After a 2009 fire turned the 22-room mansion built in 1921 into a public nuisance, the city spent $649,000 to mothball the property, fencing it to keep out trespassers. After that, the city spent $900,000 to bring a nearby path up to code, resolving a lawsuit by a woman injured when her motorized wheelchair tipped over on the path’s uneven pavement.

With the Great Recession and the COVID shutdowns, the city didn’t have the money to create a new park until a $383,000 state grant in 2014 made the prospect tantalizingly possible.

The city plans call for restoring the property’s historic features, such as the grand staircase, reflection pool, sundial, and fountain and adding new amenities such as a bocce ball court, a children’s nature area, gardens and interpretive displays, all with a theme of harking back to when the mansion was built in the Roaring Twenties.

In January, California State Parks awarded Capitola $178,000 for the project. That wasn’t enough to create the park as designed by Capitola resident Mike Arnone of MA+A Architects, “a gorgeous design” in the mayor’s opinion, estimated to cost $825,000.

But State Parks is making more grant money available.

So in February, the City Council approved the conceptual plans, a necessity to apply for a grant, and authorized applying for $482,000.

City Manager Jamie Goldstein said the city should find out this year whether the grant will be awarded.

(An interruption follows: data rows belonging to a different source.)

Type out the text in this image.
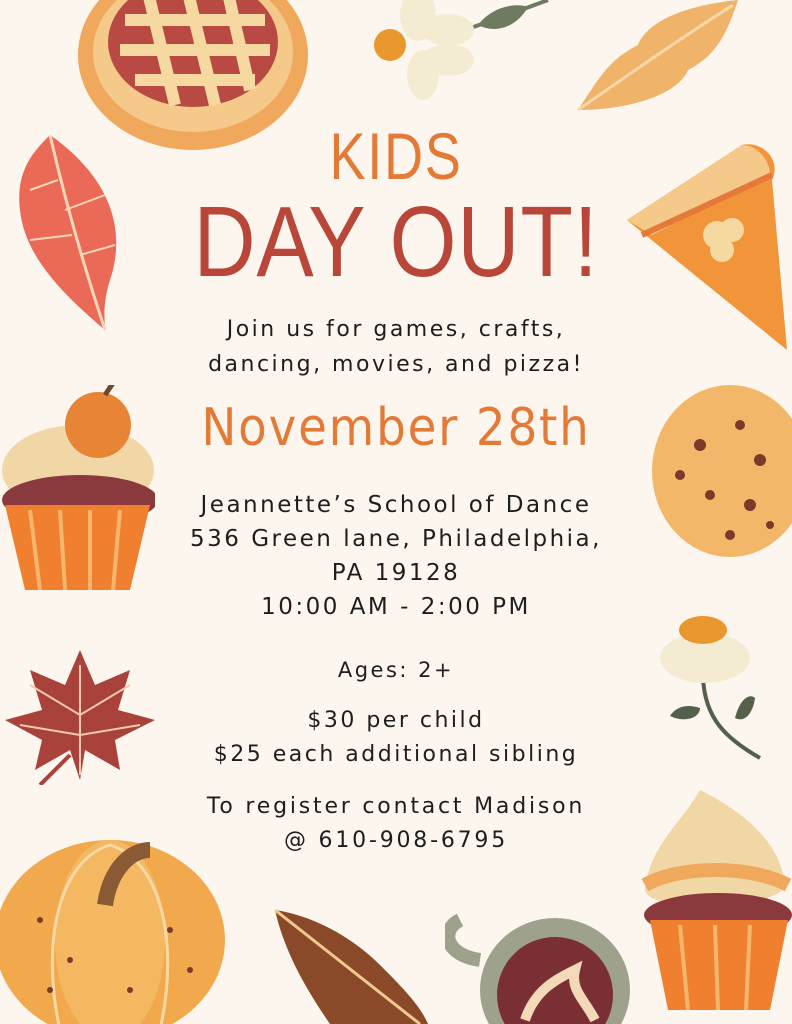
KIDS
DAY OUT!
Join us for games, crafts,
dancing, movies, and pizza!
November 28th
Jeannette’s School of Dance
536 Green lane, Philadelphia,
PA 19128
10:00 AM - 2:00 PM
Ages: 2+
$30 per child
$25 each additional sibling
To register contact Madison
@ 610-908-6795
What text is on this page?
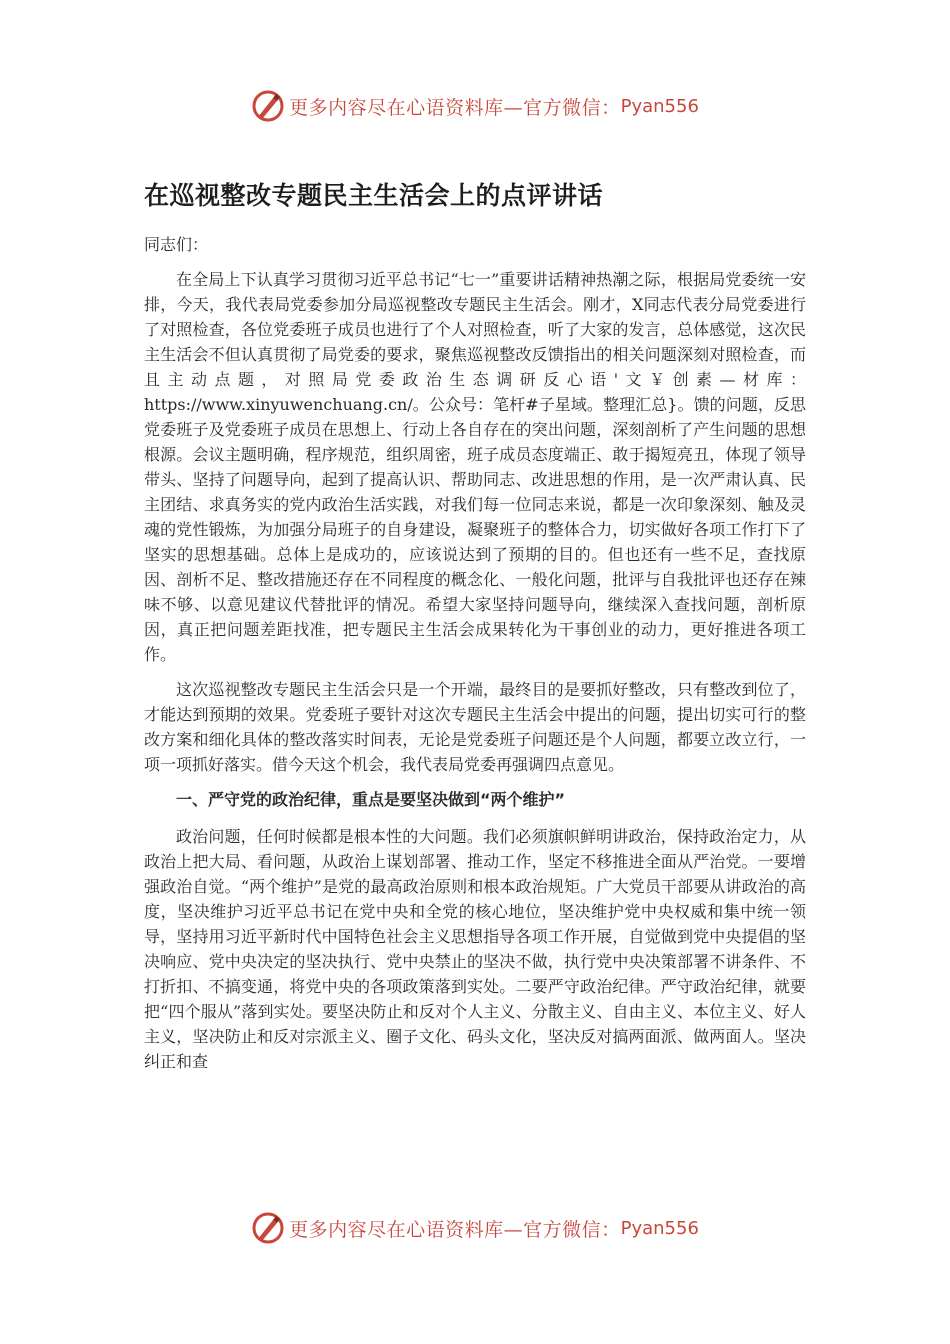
更多内容尽在心语资料库—官方微信： Pyan556
在巡视整改专题民主生活会上的点评讲话
同志们：

在全局上下认真学习贯彻习近平总书记“七一”重要讲话精神热潮之际，根据局党委统一安排，今天，我代表局党委参加分局巡视整改专题民主生活会。刚才，X同志代表分局党委进行了对照检查，各位党委班子成员也进行了个人对照检查，听了大家的发言，总体感觉，这次民主生活会不但认真贯彻了局党委的要求，聚焦巡视整改反馈指出的相关问题深刻对照检查，而且主动点题，对照局党委政治生态调研反心语'文￥创素—材库：https://www.xinyuwenchuang.cn/。公众号：笔杆#子星域。整理汇总}。馈的问题，反思党委班子及党委班子成员在思想上、行动上各自存在的突出问题，深刻剖析了产生问题的思想根源。会议主题明确，程序规范，组织周密，班子成员态度端正、敢于揭短亮丑，体现了领导带头、坚持了问题导向，起到了提高认识、帮助同志、改进思想的作用，是一次严肃认真、民主团结、求真务实的党内政治生活实践，对我们每一位同志来说，都是一次印象深刻、触及灵魂的党性锻炼，为加强分局班子的自身建设，凝聚班子的整体合力，切实做好各项工作打下了坚实的思想基础。总体上是成功的，应该说达到了预期的目的。但也还有一些不足，查找原因、剖析不足、整改措施还存在不同程度的概念化、一般化问题，批评与自我批评也还存在辣味不够、以意见建议代替批评的情况。希望大家坚持问题导向，继续深入查找问题，剖析原因，真正把问题差距找准，把专题民主生活会成果转化为干事创业的动力，更好推进各项工作。

这次巡视整改专题民主生活会只是一个开端，最终目的是要抓好整改，只有整改到位了，才能达到预期的效果。党委班子要针对这次专题民主生活会中提出的问题，提出切实可行的整改方案和细化具体的整改落实时间表，无论是党委班子问题还是个人问题，都要立改立行，一项一项抓好落实。借今天这个机会，我代表局党委再强调四点意见。

一、严守党的政治纪律，重点是要坚决做到“两个维护”

政治问题，任何时候都是根本性的大问题。我们必须旗帜鲜明讲政治，保持政治定力，从政治上把大局、看问题，从政治上谋划部署、推动工作，坚定不移推进全面从严治党。一要增强政治自觉。“两个维护”是党的最高政治原则和根本政治规矩。广大党员干部要从讲政治的高度，坚决维护习近平总书记在党中央和全党的核心地位，坚决维护党中央权威和集中统一领导，坚持用习近平新时代中国特色社会主义思想指导各项工作开展，自觉做到党中央提倡的坚决响应、党中央决定的坚决执行、党中央禁止的坚决不做，执行党中央决策部署不讲条件、不打折扣、不搞变通，将党中央的各项政策落到实处。二要严守政治纪律。严守政治纪律，就要把“四个服从”落到实处。要坚决防止和反对个人主义、分散主义、自由主义、本位主义、好人主义，坚决防止和反对宗派主义、圈子文化、码头文化，坚决反对搞两面派、做两面人。坚决纠正和查

更多内容尽在心语资料库—官方微信： Pyan556
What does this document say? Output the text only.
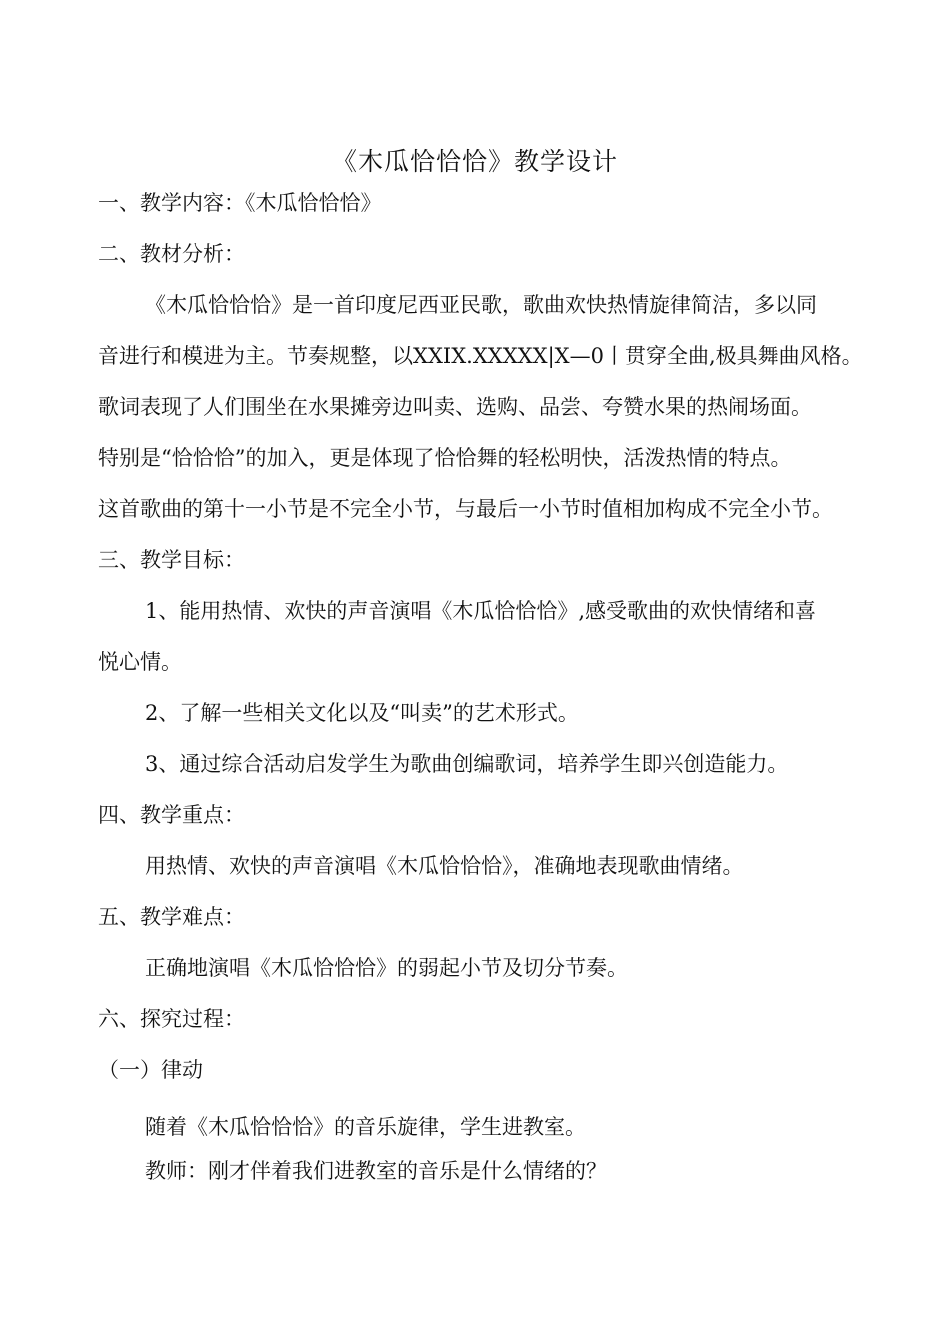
《木瓜恰恰恰》教学设计
一、教学内容：《木瓜恰恰恰》
二、教材分析：
《木瓜恰恰恰》是一首印度尼西亚民歌，歌曲欢快热情旋律简洁，多以同
音进行和模进为主。节奏规整，以XXIX.XXXXX|X—0丨贯穿全曲,极具舞曲风格。
歌词表现了人们围坐在水果摊旁边叫卖、选购、品尝、夸赞水果的热闹场面。
特别是“恰恰恰”的加入，更是体现了恰恰舞的轻松明快，活泼热情的特点。
这首歌曲的第十一小节是不完全小节，与最后一小节时值相加构成不完全小节。
三、教学目标：
1、能用热情、欢快的声音演唱《木瓜恰恰恰》,感受歌曲的欢快情绪和喜
悦心情。
2、了解一些相关文化以及“叫卖”的艺术形式。
3、通过综合活动启发学生为歌曲创编歌词，培养学生即兴创造能力。
四、教学重点：
用热情、欢快的声音演唱《木瓜恰恰恰》，准确地表现歌曲情绪。
五、教学难点：
正确地演唱《木瓜恰恰恰》的弱起小节及切分节奏。
六、探究过程：
（一）律动
随着《木瓜恰恰恰》的音乐旋律，学生进教室。
教师：刚才伴着我们进教室的音乐是什么情绪的？
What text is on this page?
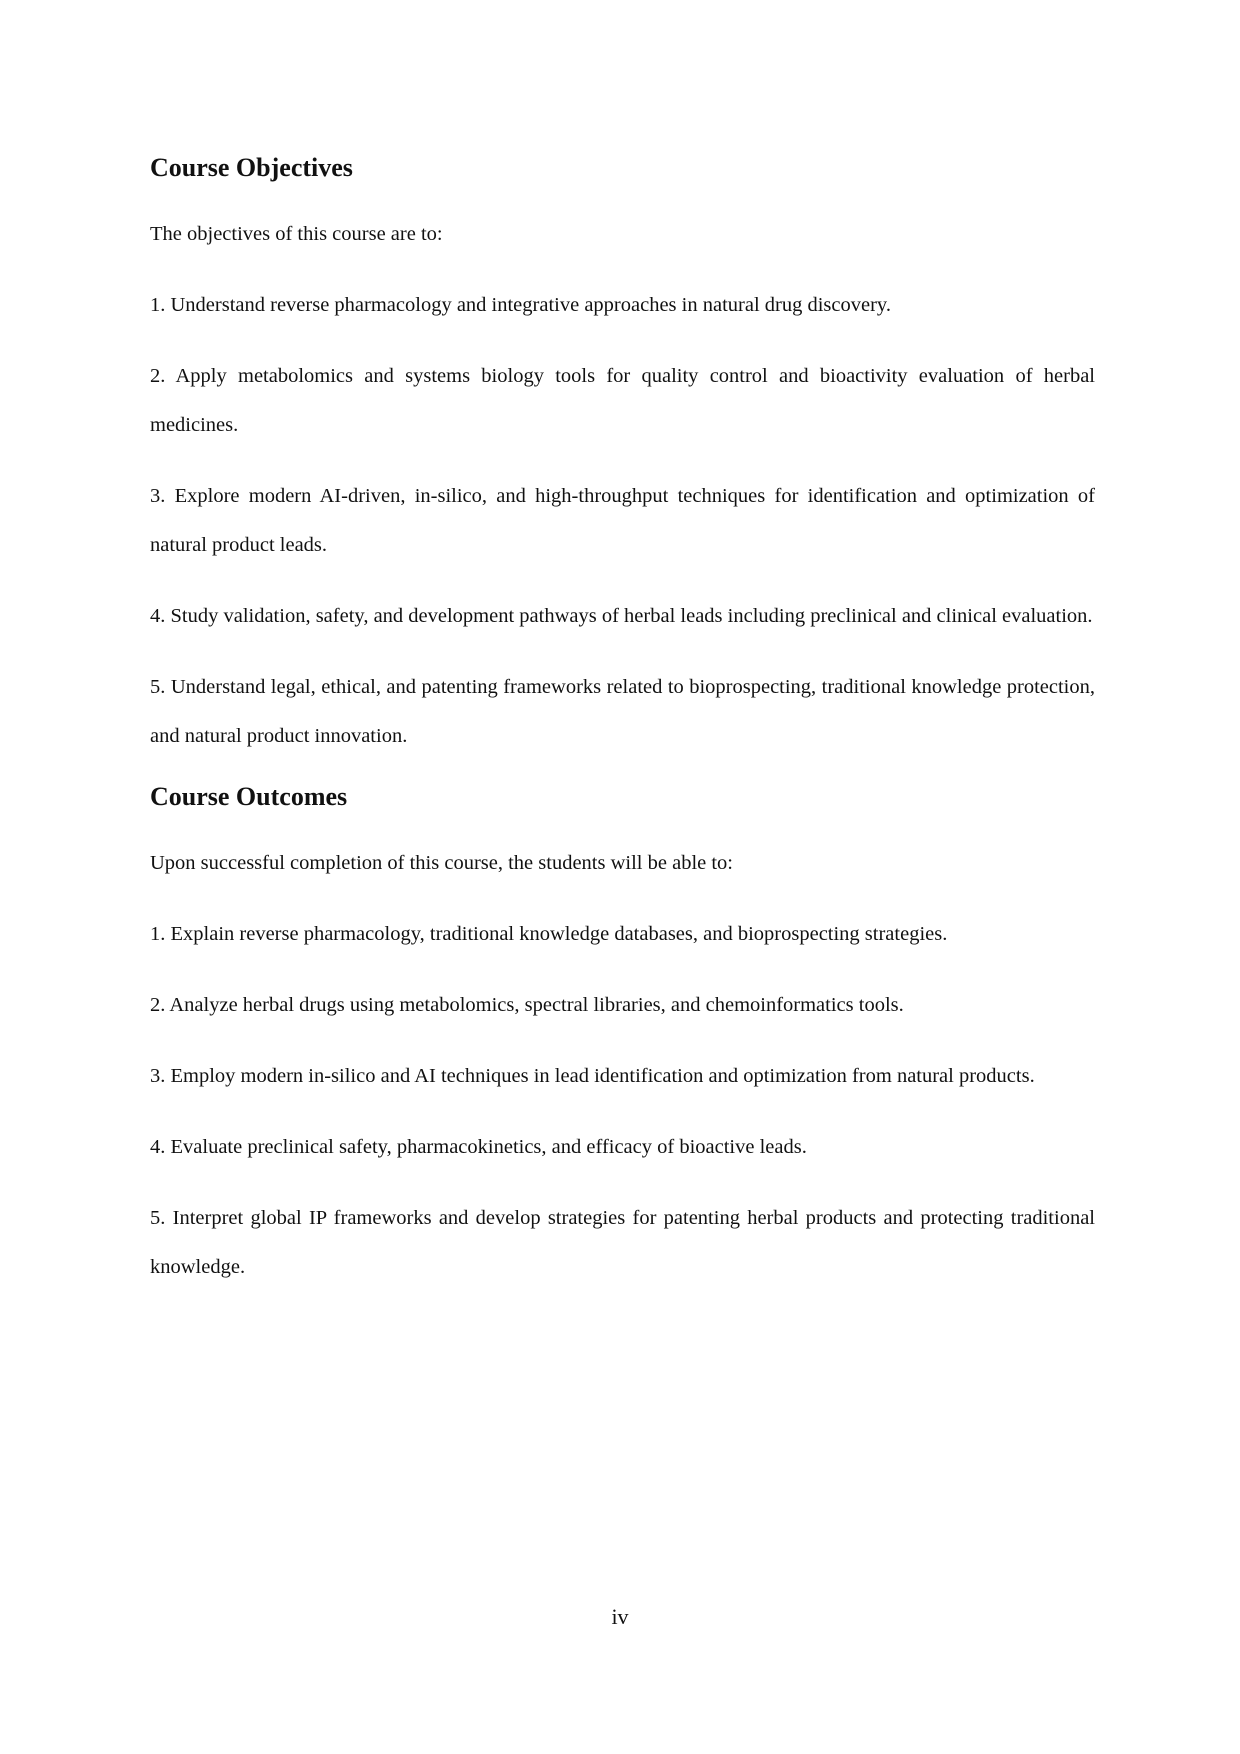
Course Objectives

The objectives of this course are to:

1. Understand reverse pharmacology and integrative approaches in natural drug discovery.

2. Apply metabolomics and systems biology tools for quality control and bioactivity evaluation of herbal medicines.

3. Explore modern AI-driven, in-silico, and high-throughput techniques for identification and optimization of natural product leads.

4. Study validation, safety, and development pathways of herbal leads including preclinical and clinical evaluation.

5. Understand legal, ethical, and patenting frameworks related to bioprospecting, traditional knowledge protection, and natural product innovation.

Course Outcomes

Upon successful completion of this course, the students will be able to:

1. Explain reverse pharmacology, traditional knowledge databases, and bioprospecting strategies.

2. Analyze herbal drugs using metabolomics, spectral libraries, and chemoinformatics tools.

3. Employ modern in-silico and AI techniques in lead identification and optimization from natural products.

4. Evaluate preclinical safety, pharmacokinetics, and efficacy of bioactive leads.

5. Interpret global IP frameworks and develop strategies for patenting herbal products and protecting traditional knowledge.

iv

“I’m excited ... It’s going to be a beautiful space,” said Mayor Brooks. “A place for children to play.”

She said she heard concerns at a city workshop in December, which took place online due to COVID, questioning whether the park should bear the name of Rispin, a San Francisco entrepreneur who purchased the resort area of Capitola after World War I and built the mansion as a showcase in hopes of attracting vacationers.

Historian Carolyn Swift, formerly curator of the Capitola Historical Museum, told the Times, “I studied and studied everything I could find about Rispin until I understood the kind of man he really was.”